Cloudflare Inc., a US-based internet infrastructure company, provides key services that keep most websites fast, secure, and reliable. Its technology powers a large share of global internet traffic through content delivery networks (CDNs), DDoS protection, web application firewalls (WAF), and DNS management systems.

When a user accesses a website, their request typically routes through one of Cloudflare’s 300+ global data centers before reaching the site’s original server. The system filters, caches, and encrypts web traffic — ensuring speed and safety.

However, a core network configuration error during an ongoing system upgrade disrupted this process, causing websites that depend on Cloudflare’s network to lose connectivity worldwide.

India hit hard – Trading apps freeze during market hours

In India, the outage struck at a critical time — during active market trading hours.
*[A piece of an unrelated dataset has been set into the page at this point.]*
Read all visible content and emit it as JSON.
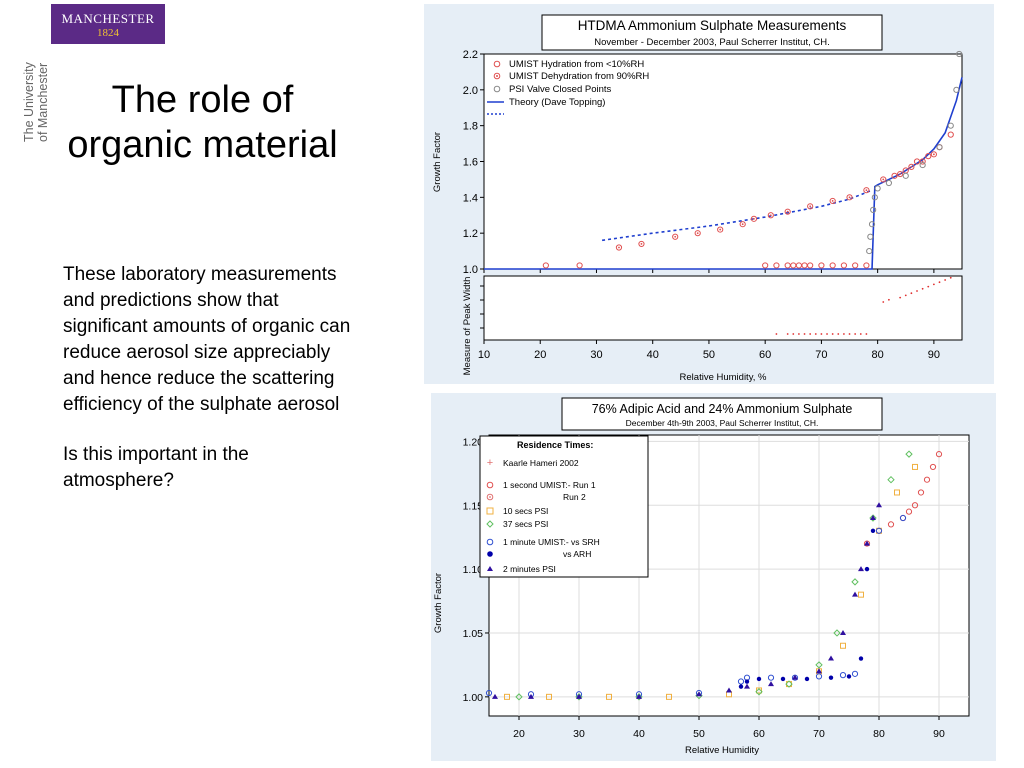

Users of Groww, Upstox, and Zerodha began reporting login failures, frozen charts, and incomplete order executions across both mobile and web platforms.

Social media quickly flooded with complaints.
One trader wrote on X (formerly Twitter):

“Markets are moving fast, but our trading apps are down. This is a nightmare for intraday traders.”

Many retail investors expressed fear of potential losses as they couldn’t monitor open positions or exit volatile trades in time.

20-minute blackout: systems gradually restored

According to real-time outage trackers, the disruption lasted for about 20 minutes before Cloudflare’s emergency response teams restored services.

In a preliminary statement, Cloudflare acknowledged the issue, stating:

“A technical error occurred during a scheduled system upgrade, temporarily affecting our global services. Our teams identified the cause and restored normal operations on a fast-track basis.”

Within minutes, apps and websites began coming back online across Asia, Europe, and North America.

Not just India – Global impact across sectors

The outage had a worldwide ripple effect, disrupting social media networks, e-commerce platforms, payment gateways, gaming servers, and business tools.

According to reports, global websites like Reddit, Shopify, Binance, Twitch, and Discord also experienced temporary downtime.

The incident highlighted how deeply interconnected the global digital economy is — where a fault in one service provider can impact millions of businesses simultaneously.

Market reaction and trader concerns

The outage caused brief panic in financial markets, especially among day traders, who rely on real-time data and fast execution.

A Mumbai-based market analyst said:

“Such blackouts expose how fragile our dependence on third-party infrastructure is. Brokerages must invest in redundancy systems or offline trading protocols to ensure continuity.”

The DGCA-equivalent body for fintech regulation is expected to seek incident reports from affected firms to evaluate potential consumer impact.

Experts: ‘A reminder of digital dependency’

Cybersecurity experts say this episode underscores the vulnerability of the global digital backbone to single-point failures.

“A single server outage can paralyze the entire internet — that’s the reality of our interconnected systems,”
said a senior cyber policy researcher based in Singapore.

Cloudflare restores full operations

By late morning, Cloudflare confirmed all its systems were fully operational. The company said a forensic audit is underway to identify the root cause and implement safeguards to prevent a recurrence.

Trading platforms, meanwhile, resumed normal operations, though users and experts alike described the incident as a wake-up call for digital infrastructure resilience.